By contrast, U.S. law prohibits releasing anybody's tax information. Imagine the howl if the IRS put tax returns online, so co-workers, neighbors and mothers-in-law could see what someone earns.
That happened in Italy earlier this year, when the outgoing government of Prime Minister Romano Prodi briefly posted taxpayers' incomes on the Internet, and newspapers picked up the list.
Magnus Graner, state secretary for Sweden's Justice Ministry, says people's tax returns are available for viewing in a series of "tax calendars," or books, each year.
"If it's what you want to do, you can see what your brother-in-law made, your neighbor made," Graner says. "Not everybody does it, although we joke about it and say, 'Have you checked on your future in-laws?' No one in my family has done it — I don't think."
Two weeks ago, Sweden published the tax returns of ordinary wage-earners. In November or December, Swedes can see how much high-rollers made — with their income from dividends and other investments — plus how much they paid in taxes for 2007.
That's when Sweden's newspapers traditionally publish the financial wealth of CEOs, celebrities and other rich people. "There's no complaint with it," Graner says.
Sweden's policy of making tax returns public — as in Finland and Norway — stems from a tradition of open records and transparency in government, except in cases of national security and some aspects of criminal investigations.
"The right of public access to documents is laid down in the constitution," Graner says of Sweden's practice since the 18th century.

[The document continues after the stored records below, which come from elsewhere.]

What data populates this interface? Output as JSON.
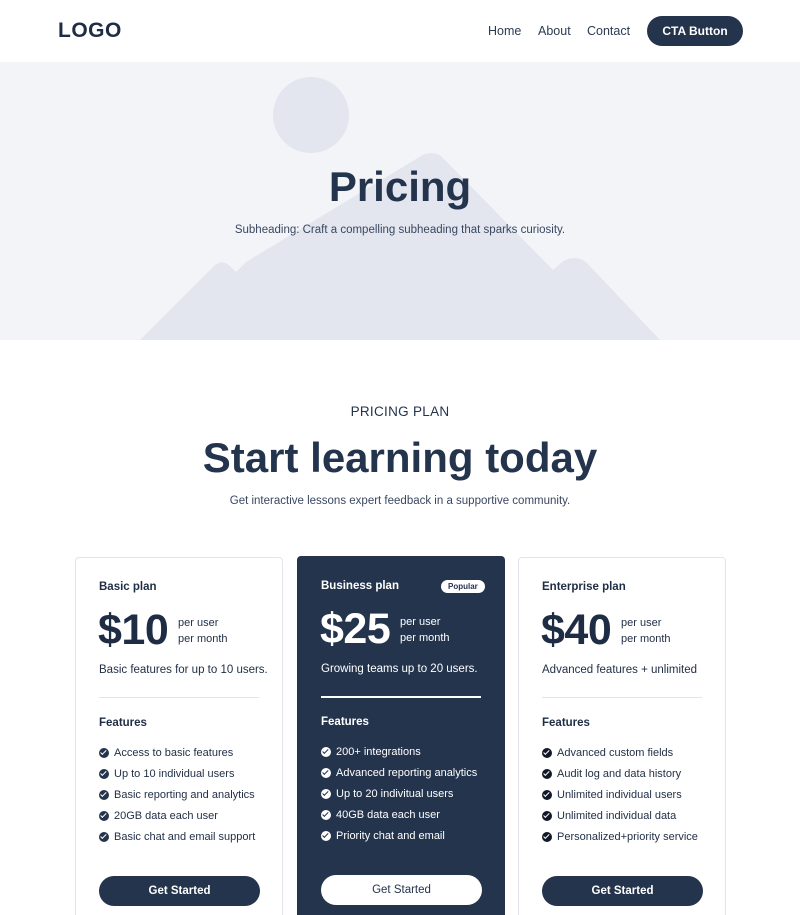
{
  "header": {
    "logo": "LOGO",
    "nav": [
      "Home",
      "About",
      "Contact"
    ],
    "cta_label": "CTA Button"
  },
  "hero": {
    "title": "Pricing",
    "subtitle": "Subheading: Craft a compelling subheading that sparks curiosity.",
    "art": "image-placeholder-icon"
  },
  "section": {
    "eyebrow": "PRICING PLAN",
    "title": "Start learning today",
    "subtitle": "Get interactive lessons expert feedback in a supportive community."
  },
  "plans": [
    {
      "name": "Basic plan",
      "price": "$10",
      "per_user": "per user",
      "per_month": "per month",
      "description": "Basic features for up to 10 users.",
      "features_title": "Features",
      "features": [
        "Access to basic features",
        "Up to 10 individual users",
        "Basic reporting and analytics",
        "20GB data each user",
        "Basic chat and email support"
      ],
      "button": "Get Started"
    },
    {
      "name": "Business plan",
      "badge": "Popular",
      "price": "$25",
      "per_user": "per user",
      "per_month": "per month",
      "description": "Growing teams up to 20 users.",
      "features_title": "Features",
      "features": [
        "200+ integrations",
        "Advanced reporting analytics",
        "Up to 20 indivitual users",
        "40GB data each user",
        "Priority chat and email"
      ],
      "button": "Get Started"
    },
    {
      "name": "Enterprise plan",
      "price": "$40",
      "per_user": "per user",
      "per_month": "per month",
      "description": "Advanced features + unlimited",
      "features_title": "Features",
      "features": [
        "Advanced custom fields",
        "Audit log and data history",
        "Unlimited individual users",
        "Unlimited individual data",
        "Personalized+priority service"
      ],
      "button": "Get Started"
    }
  ],
  "colors": {
    "primary": "#24344d",
    "hero_bg": "#f3f4f8",
    "placeholder_shape": "#e3e6ef",
    "border": "#e1e4ea"
  },
  "icons": {
    "check": "check-circle-icon"
  }
}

Making the data public demonstrates the Scandinavian tradition of jantelag, which translates roughly as nobody is better than anyone else, says Veera Heinonen, spokeswoman for the Finnish Embassy in London.
"Finland is a very egalitarian country, and it's a very high-tax society, so it provides checks and balances," Heinonen says.
She says people's earnings can be a good source of gossip. Is anybody embarrassed? "Well, maybe some chief executives," she says.
Ida Ragnarsson, 22, of Helsingborg, Sweden, says she doesn't mind if anyone sees what she earns. Ragnarsson, who coaches sales people, says she has checked up on her family. "It's fun to know how much they earn," she says.
Italians didn't think so in April when Vincenzo Visco, a deputy economy minister who spearheaded Italy's fight against tax evasion, posted 2005 tax returns on the agency's website.
The gesture, Visco told Italian news organizations, was to encourage greater "transparency and democracy."
The information was quickly removed from the website, but it was available long enough for newspapers to grab and publish figures about the rich.
Among the incomes posted: Silvio Berlusconi, the conservative media mogul who replaced Prodi as prime minister. His 2005 earnings: $43.5 million, on which he paid $18.6 million in taxes.
Philip Lindquist, 19, a student in Stockholm, says he doesn't understand the fuss in Italy. "The model on which Sweden is built demands this" public information, he says.
Norway had parliamentary hearings several years ago on whether to continue making the information public, but nothing came of it, says Marietta Christophersen in Norway's embassy in London.
It's very popular, she says. Norwegians can go on newspaper websites, she says, and "search for celebrities' tax details or those of your neighbor or in-laws."
Americans would likely be outraged, says Marc Rotenberg of the Electronic Privacy Information Center in Washington.
That won't happen, says Internal Revenue Service spokesman Rob Marvin. "Federal law prohibits the release of that private information."